The turbulent dynamics in the edge and scrape-off layer (SOL) regions determines the particle and heat fluxes at the tokamak divertor and first wall. This presentation summarizes the work carried out within a doctoral research project at Consorzio RFX, Padua, Italy. Herein, the SOL transport properties have been studied by means of two extensive high-density H-mode datasets on TCV, where either the gas fuelling rate or the plasma shaping have been varied at constant plasma current, toroidal field and auxiliary heating power. The features of the SOL profiles and fluctuations have been correlated with the αt turbulence control parameter defined in [Eich et al 2020 Nucl. Fusion 60056016], quantifying the level of resistive ballooning turbulence relative to drift wave transport.
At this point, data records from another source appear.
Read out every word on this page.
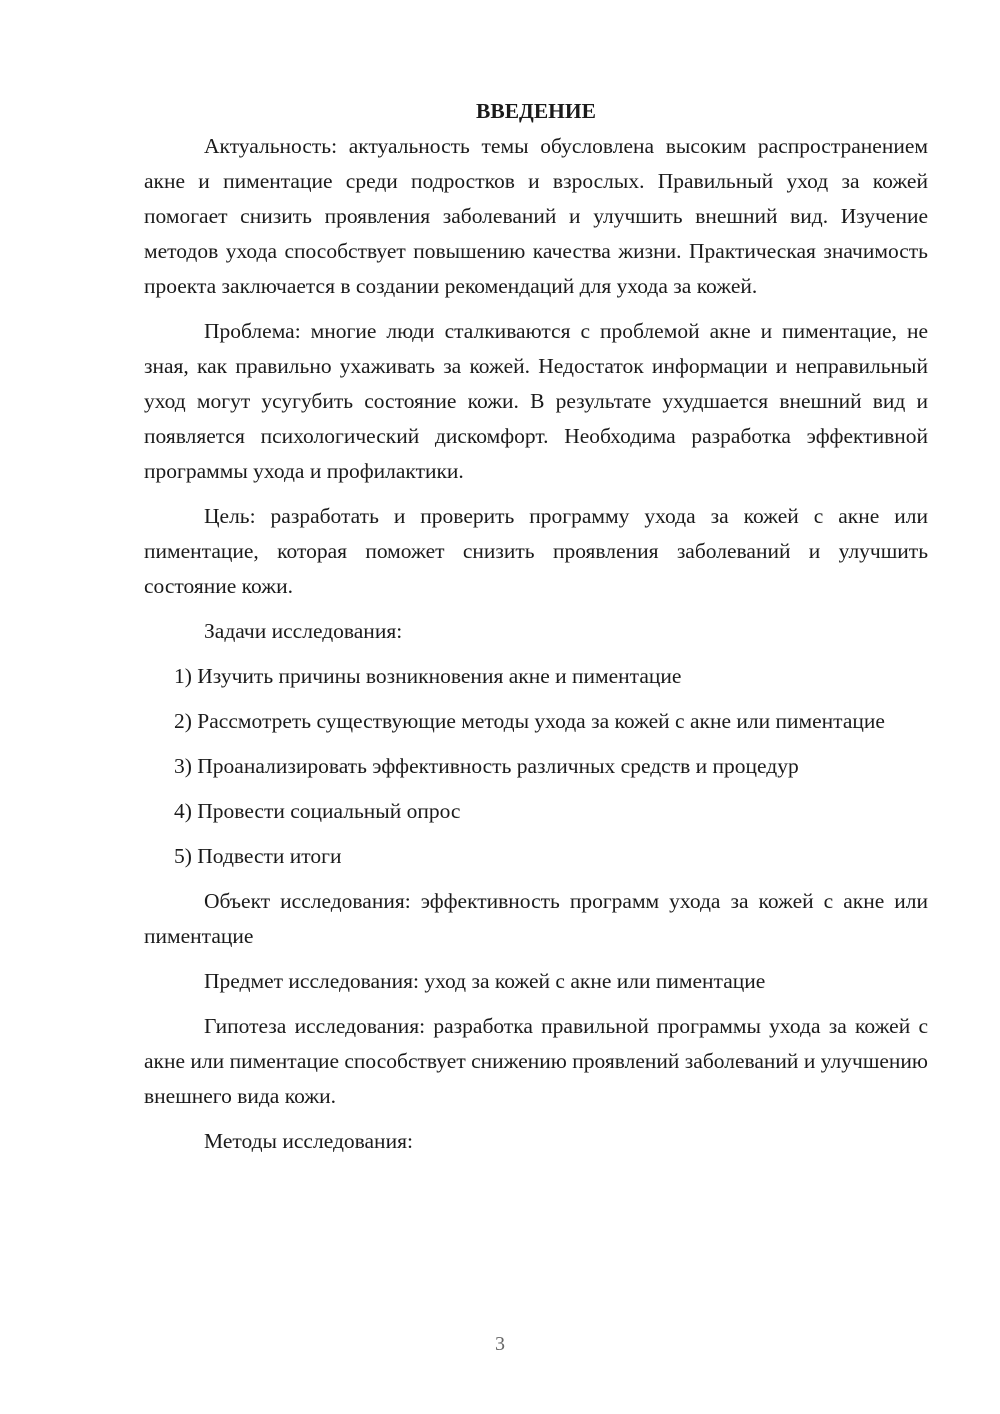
ВВЕДЕНИЕ

Актуальность: актуальность темы обусловлена высоким распространением акне и пиментацие среди подростков и взрослых. Правильный уход за кожей помогает снизить проявления заболеваний и улучшить внешний вид. Изучение методов ухода способствует повышению качества жизни. Практическая значимость проекта заключается в создании рекомендаций для ухода за кожей.

Проблема: многие люди сталкиваются с проблемой акне и пиментацие, не зная, как правильно ухаживать за кожей. Недостаток информации и неправильный уход могут усугубить состояние кожи. В результате ухудшается внешний вид и появляется психологический дискомфорт. Необходима разработка эффективной программы ухода и профилактики.

Цель: разработать и проверить программу ухода за кожей с акне или пиментацие, которая поможет снизить проявления заболеваний и улучшить состояние кожи.

Задачи исследования:

1) Изучить причины возникновения акне и пиментацие

2) Рассмотреть существующие методы ухода за кожей с акне или пиментацие

3) Проанализировать эффективность различных средств и процедур

4) Провести социальный опрос

5) Подвести итоги

Объект исследования: эффективность программ ухода за кожей с акне или пиментацие

Предмет исследования: уход за кожей с акне или пиментацие

Гипотеза исследования: разработка правильной программы ухода за кожей с акне или пиментацие способствует снижению проявлений заболеваний и улучшению внешнего вида кожи.

Методы исследования:

3
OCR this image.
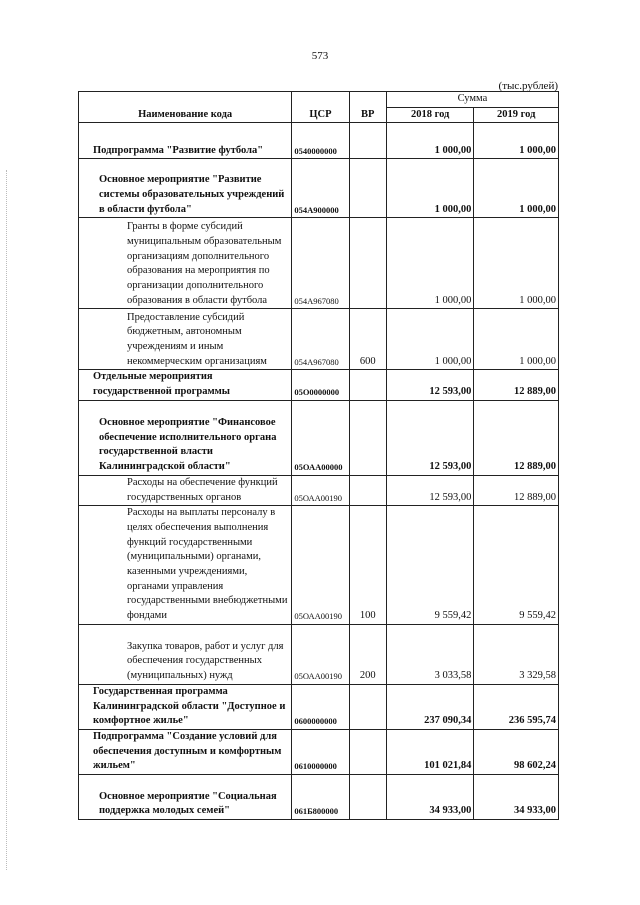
573
(тыс.рублей)
Наименование кода	ЦСР	ВР	Сумма	
			2018 год	2019 год
Подпрограмма "Развитие футбола"	0540000000		1 000,00	1 000,00
Основное мероприятие "Развитие системы образовательных учреждений в области футбола"	054А900000		1 000,00	1 000,00
Гранты в форме субсидий муниципальным образовательным организациям дополнительного образования на мероприятия по организации дополнительного образования в области футбола	054А967080		1 000,00	1 000,00
Предоставление субсидий бюджетным, автономным учреждениям и иным некоммерческим организациям	054А967080	600	1 000,00	1 000,00
Отдельные мероприятия государственной программы	05О0000000		12 593,00	12 889,00
Основное мероприятие "Финансовое обеспечение исполнительного органа государственной власти Калининградской области"	05ОАА00000		12 593,00	12 889,00
Расходы на обеспечение функций государственных органов	05ОАА00190		12 593,00	12 889,00
Расходы на выплаты персоналу в целях обеспечения выполнения функций государственными (муниципальными) органами, казенными учреждениями, органами управления государственными внебюджетными фондами	05ОАА00190	100	9 559,42	9 559,42
Закупка товаров, работ и услуг для обеспечения государственных (муниципальных) нужд	05ОАА00190	200	3 033,58	3 329,58
Государственная программа Калининградской области "Доступное и комфортное жилье"	0600000000		237 090,34	236 595,74
Подпрограмма "Создание условий для обеспечения доступным и комфортным жильем"	0610000000		101 021,84	98 602,24
Основное мероприятие "Социальная поддержка молодых семей"	061Б800000		34 933,00	34 933,00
Like in previous work, at high upstream density and high upper triangularity a transition has been obtained from a type-I ELMy regime to the Quasi-continuous exhaust (QCE) scenario. Within both datasets, an increase in αt has been correlated with a continuous broadening of both the divertor heat load footprint and the near SOL upstream density profile. This is associated with the progressive formation of a density shoulder in the far SOL. These behaviours have been linked to an enhancement of the radial filamentary transport level towards the first wall. Within the gas fuelling scan database, at higher αt larger filaments travel radially faster towards the midplane first wall, propagating mostly within the resistive X-point or resistive ballooning regimes. Within the shaping scan database, the average, the standard deviation, and the frequency of fast fluctuation measurements increase towards high δup. From low to high shaping, midplane neutral pressure measurements do not suggest a significant variation in the local ionization sources, whereas the total core radiated power increases, possibly owing to a higher first wall carbon intake due to changes in magnetic topology.